Second, he has addressed what he described as a long-standing “taboo” surrounding Ethiopia’s interest in reclaiming a presence on the Red Sea, noting that a similar taboo once surrounded Ethiopia’s efforts to utilise the Nile. In both cases, Ethiopian initiatives were framed externally as destabilising despite being rooted in development and sovereignty concerns.
There are variations in how securing access to the sea could be arranged, and Ethiopia has advanced different proposals regarding potential modalities. More specifically, however, there appears to be a triangulation around the port of Assab as the most viable option. This preference is often explained in logistical terms, yet those logistical considerations are themselves rooted in history. In Ethiopia’s most recent past, Assab served as the primary port for the country’s maritime activities, and the road networks, supply chains, and commercial arrangements that support this assessment were built around that role. The logistical case for Assab derives from its historical use.
Beyond Assab, the rationale extends further. The pursuit of Red Sea access is framed as part of a broader effort to undo Ethiopia’s side-lining from the maritime domain altogether. It rests on the assumption, frequently articulated by the Prime Minister, that the Ethiopian polity has historically been at its strongest when it possessed a meaningful presence on the Red Sea.
The primary rationale underpinning this pursuit, much like the GERD project, is framed in developmental and economic terms. Ethiopia’s population continues to grow rapidly, while its productive capacity and demand for access to global markets expand in parallel. The country remains dependent on increasingly costly and congested port access arrangements. In practical terms, the centrality of the Red Sea is therefore self-evident.
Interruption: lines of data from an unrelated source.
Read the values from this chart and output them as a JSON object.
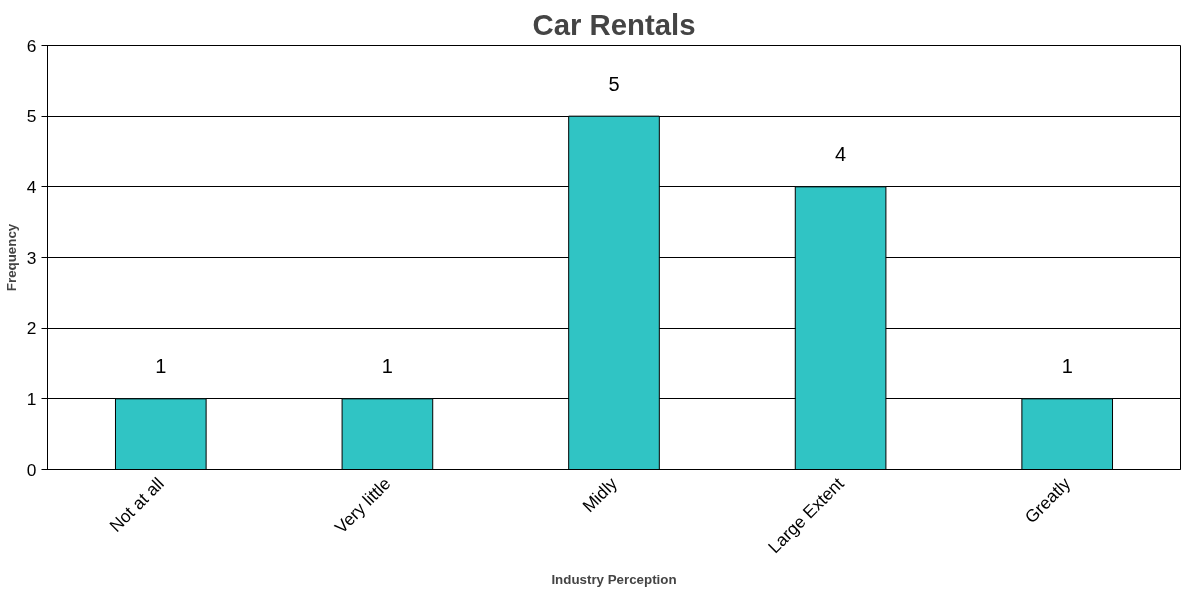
{
  "chart_data": {
    "type": "bar",
    "title": "Car Rentals",
    "xlabel": "Industry Perception",
    "ylabel": "Frequency",
    "categories": [
      "Not at all",
      "Very little",
      "Midly",
      "Large Extent",
      "Greatly"
    ],
    "values": [
      1,
      1,
      5,
      4,
      1
    ],
    "color": "#30c4c4",
    "ylim": [
      0,
      6
    ],
    "yticks": [
      0,
      1,
      2,
      3,
      4,
      5,
      6
    ],
    "grid": "y",
    "data_labels": true
  }
}
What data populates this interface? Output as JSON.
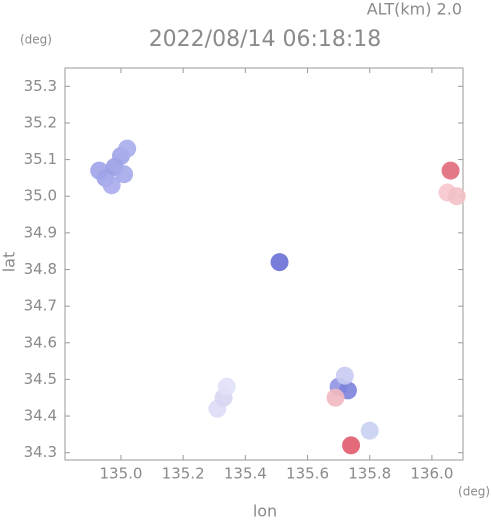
{
  "chart_data": {
    "type": "scatter",
    "title": "2022/08/14 06:18:18",
    "subtitle": "ALT(km) 2.0",
    "y_unit": "(deg)",
    "x_unit": "(deg)",
    "xlabel": "lon",
    "ylabel": "lat",
    "xlim": [
      134.82,
      136.1
    ],
    "ylim": [
      34.28,
      35.35
    ],
    "xticks": [
      {
        "value": 135.0,
        "label": "135.0"
      },
      {
        "value": 135.2,
        "label": "135.2"
      },
      {
        "value": 135.4,
        "label": "135.4"
      },
      {
        "value": 135.6,
        "label": "135.6"
      },
      {
        "value": 135.8,
        "label": "135.8"
      },
      {
        "value": 136.0,
        "label": "136.0"
      }
    ],
    "yticks": [
      {
        "value": 34.3,
        "label": "34.3"
      },
      {
        "value": 34.4,
        "label": "34.4"
      },
      {
        "value": 34.5,
        "label": "34.5"
      },
      {
        "value": 34.6,
        "label": "34.6"
      },
      {
        "value": 34.7,
        "label": "34.7"
      },
      {
        "value": 34.8,
        "label": "34.8"
      },
      {
        "value": 34.9,
        "label": "34.9"
      },
      {
        "value": 35.0,
        "label": "35.0"
      },
      {
        "value": 35.1,
        "label": "35.1"
      },
      {
        "value": 35.2,
        "label": "35.2"
      },
      {
        "value": 35.3,
        "label": "35.3"
      }
    ],
    "x": [
      134.93,
      134.95,
      134.97,
      134.98,
      135.0,
      135.01,
      135.02,
      135.51,
      135.31,
      135.33,
      135.34,
      135.7,
      135.73,
      135.72,
      135.69,
      135.8,
      135.74,
      136.06,
      136.05,
      136.08
    ],
    "y": [
      35.07,
      35.05,
      35.03,
      35.08,
      35.11,
      35.06,
      35.13,
      34.82,
      34.42,
      34.45,
      34.48,
      34.48,
      34.47,
      34.51,
      34.45,
      34.36,
      34.32,
      35.07,
      35.01,
      35.0
    ],
    "colors": [
      "#9fa3e8",
      "#9fa3e8",
      "#a7abec",
      "#9a9ee6",
      "#9fa3e8",
      "#a4a8ea",
      "#a9adec",
      "#6a6fd6",
      "#dcdcf6",
      "#d6d6f4",
      "#e0e0f8",
      "#8f94e2",
      "#7c82dc",
      "#c8caf2",
      "#f2b8c0",
      "#c8d0f2",
      "#e05a6a",
      "#e06a7a",
      "#f6c8cc",
      "#f2c0c6"
    ]
  }
}
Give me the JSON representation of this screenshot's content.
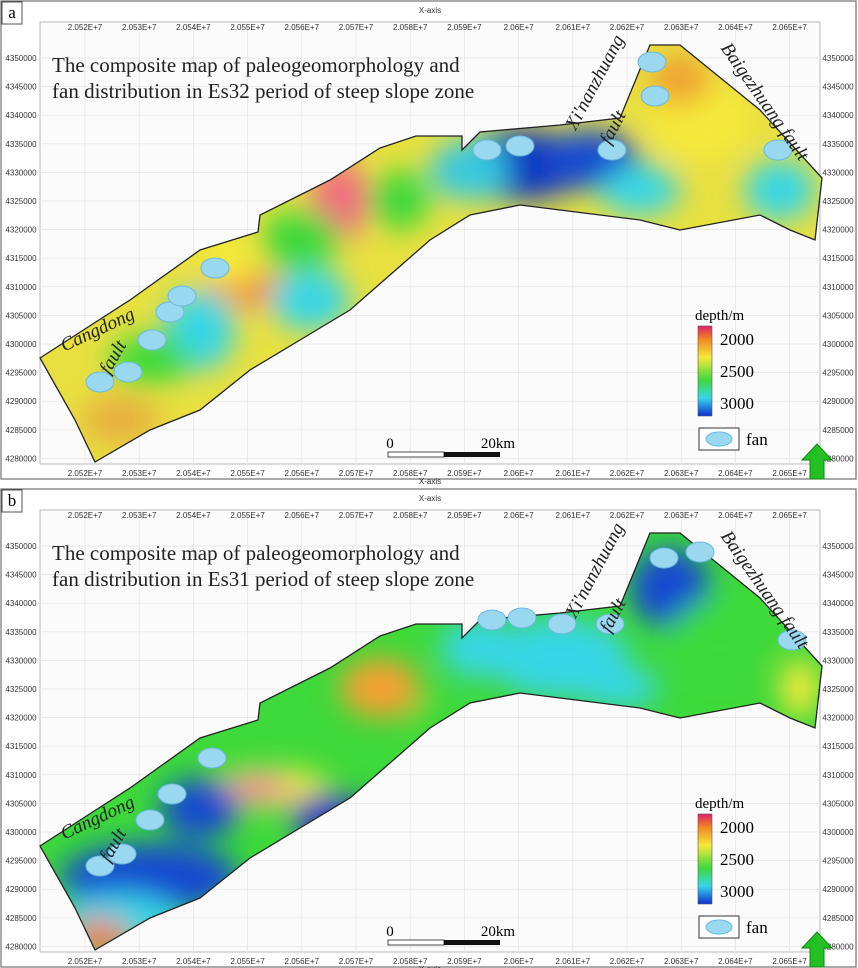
{
  "x_axis_label": "X-axis",
  "x_ticks": [
    "2.052E+7",
    "2.053E+7",
    "2.054E+7",
    "2.055E+7",
    "2.056E+7",
    "2.057E+7",
    "2.058E+7",
    "2.059E+7",
    "2.06E+7",
    "2.061E+7",
    "2.062E+7",
    "2.063E+7",
    "2.064E+7",
    "2.065E+7"
  ],
  "y_ticks": [
    4350000,
    4345000,
    4340000,
    4335000,
    4330000,
    4325000,
    4320000,
    4315000,
    4310000,
    4305000,
    4300000,
    4295000,
    4290000,
    4285000,
    4280000
  ],
  "panels": [
    {
      "label": "a",
      "title": [
        "The composite map of paleogeomorphology and",
        "fan distribution in Es32 period of steep slope zone"
      ]
    },
    {
      "label": "b",
      "title": [
        "The composite map of paleogeomorphology and",
        "fan distribution in Es31 period of steep slope zone"
      ]
    }
  ],
  "faults": {
    "cangdong": [
      "Cangdong",
      "fault"
    ],
    "xinanzhuang": [
      "Xi'nanzhuang",
      "fault"
    ],
    "baigezhuang": "Baigezhuang fault"
  },
  "legend": {
    "title": "depth/m",
    "values": [
      "2000",
      "2500",
      "3000"
    ],
    "scale": [
      "0",
      "20km"
    ],
    "fan": "fan"
  }
}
Yet Ethiopia’s leadership has consistently emphasised that economic logic alone does not fully capture the stakes involved. Dependence on access entirely controlled by another state, within a region characterised by limited integration and political volatility, is viewed as a structural vulnerability. In geopolitical terms, coupling authority over the Blue Nile with a presence on the Red Sea is understood as the basis for establishing a regional balance of power with Egypt. Cairo’s unilateral utilisation of Nile waters, combined with its control over the Suez Canal and its expanding influence across the Red Sea, has long formed the pillars of its regional status. For Ethiopia, meeting Egypt from a position of strength requires the creation of a regional equilibrium capable of safeguarding national security.
The President’s observation that Ethiopia operates within a world “in flux” signals a perceived erosion of the post–Cold War worldview that previously shaped Ethiopian foreign policy. The “rules-based order” did fail to deliver, and it is itself in decline and under significant strain. Ethiopia’s earlier acceptance of this system led it to strip the geopolitical significance from the Red Sea, treating access to ports as a purely commercial matter and viewing them as assets to be acquired through market transactions.
This framing is now visibly rejected by the current administration, which regards dependence on access as an inherent vulnerability. At the same time, the weakening of the multilateral system requires states to anticipate what the emerging order may look like and how they will adapt to it. For Ethiopia, this environment is understood as unpredictable, reinforcing the perceived need for a foreign policy grounded in geopolitical calculation rather than normative expectation.